Upper panel (A) ERP waveforms corresponding to the frontocentral electrode cluster, showing P2 (between 120 and 180 ms), N2b (198 ms) and P3a (262 ms). Note that the P2 peak is delayed in the both fulfilled condition, as later confirmed by the statistical analyses. (B) Scalp voltage distribution maps of N2b and P3a for every condition. Lower panel (A) ERP waveforms corresponding to the centroparietal electrode cluster. P3b peaked at 356 ms. (B) P3b scalp voltage distribution maps for every condition.

Figure 5
figure 5

Medians and credible intervals (On the plots: 50%, thick line; 90% thin line. On the tables: 95%) of parameter values in Na, Tb, N1b, P2, N2b, P3a, and P3b. Intervals that do not include zero have the denoted probability to be a true effect.

Figure 6
figure 6

Medians and credible intervals (95%) of planned pairwise comparisons of condition estimates, calculated with the function ‘hypothesis’ in the R package ‘brms’, for components in which significant effects were observed. Intervals that do not include zero have the denoted probability to be a true effect, i.e., differences between the indicated factors to be significant. Note that the labels have been simplified for the sake of simplicity, so that sensory fulfilled refers to the sensory fulfilled/intention violated condition, and intention fulfilled to the sensory violated/intention fulfilled condition.

N1b results

The analysis of N1b amplitudes revealed main Sensory and Intention effects but no significant interaction, thus indicating that sensory-based and intention-based predictions independently modulated this component’s amplitude. The planned comparisons showed that both types of predictions yielded PE responses of similar size when independently violated. Additionally, each type of prediction elicited a N1b of medium size compared to the both fulfilled and both violated conditions, with sensory-based and intention-based predictions significantly differing from the former and the latter, respectively.

P2 results

The analysis of P2 amplitudes did not show any significant results. However, visual inspection of the ERP waveforms suggested possible differences in the latency of this component. The analysis of the latencies revealed that this was indeed the case. A linear mixed effects model of latencies in ms, including the four-level predictor of ‘Condition’ using successive differences coding, and a participant intercept revealed a difference in latencies between conditions (β =  − 26.86, t =  − 2.94 p < 0.005).
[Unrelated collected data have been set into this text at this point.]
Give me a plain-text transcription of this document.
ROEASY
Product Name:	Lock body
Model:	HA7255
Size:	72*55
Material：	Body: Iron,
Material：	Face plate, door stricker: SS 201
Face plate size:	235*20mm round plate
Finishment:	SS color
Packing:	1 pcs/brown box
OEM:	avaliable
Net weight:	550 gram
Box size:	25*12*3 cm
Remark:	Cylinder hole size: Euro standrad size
A pairwise comparison corrected with the Tukey method showed that the latency of P2 was significantly longer in the ‘both fulfilled’ than in the ‘both violated’ condition, (EM = 26.86, t = 2.94, p = 0.024) with no further differences between conditions (both violated, 140 ms; both fulfilled, 176 ms; sensory fulfilled/intention violated, 148 ms; sensory violated/intention fulfilled, 148 ms).

N2b results

Main Sensory and Intention effects were also observed in the analysis of N2b. As for N1b, these factors did not significantly interact, indicating that sensory-based and intention-based predictions independently modulated N2b amplitude. The planned comparisons showed, on the one hand, that the independent violation of sensory-based and intention-based predictions provoked a similar PE response and, on the other, that the magnitude of these PE responses was medium in size between the simultaneous violation of both predictions and the baseline set by their simultaneous fulfilment (i.e., both fulfilled condition).

P3a results

Similar to N1b and N2b, the analysis of P3a revealed main Sensory and Intention effects, and no significant interaction, pointing again to sensory-based and intention-based predictions modulating the amplitude of P3a in an independent manner. As observed in the analysis of N2b, the planned comparisons indicated that the PE responses evoked by the violation of sensory-based and intention-based predictions were similar in size. These comparisons also revealed that the amplitude of P3a was in those conditions significantly larger and smaller than when both predictions were simultaneously fulfilled or violated, respectively.

P3b results

A main effect of Intention, together with the absence of both a main effect of Sensory and a Sensory*Intention interaction, indicated that the amplitude of P3b was modulated by the violation of intention-based but not of sensory-based predictions, independently of whether or not a sensory-based prediction was simultaneously violated. Accordingly, the planned comparisons showed that the amplitude of P3b was significantly larger in the two conditions in which an intention-based prediction was violated (both violated, intention-based violated) than in any other condition. The size of P3b did not differ between intention-based violated and both violated, confirming that the violation of sensory-based predictions had no impact on the size of P3b.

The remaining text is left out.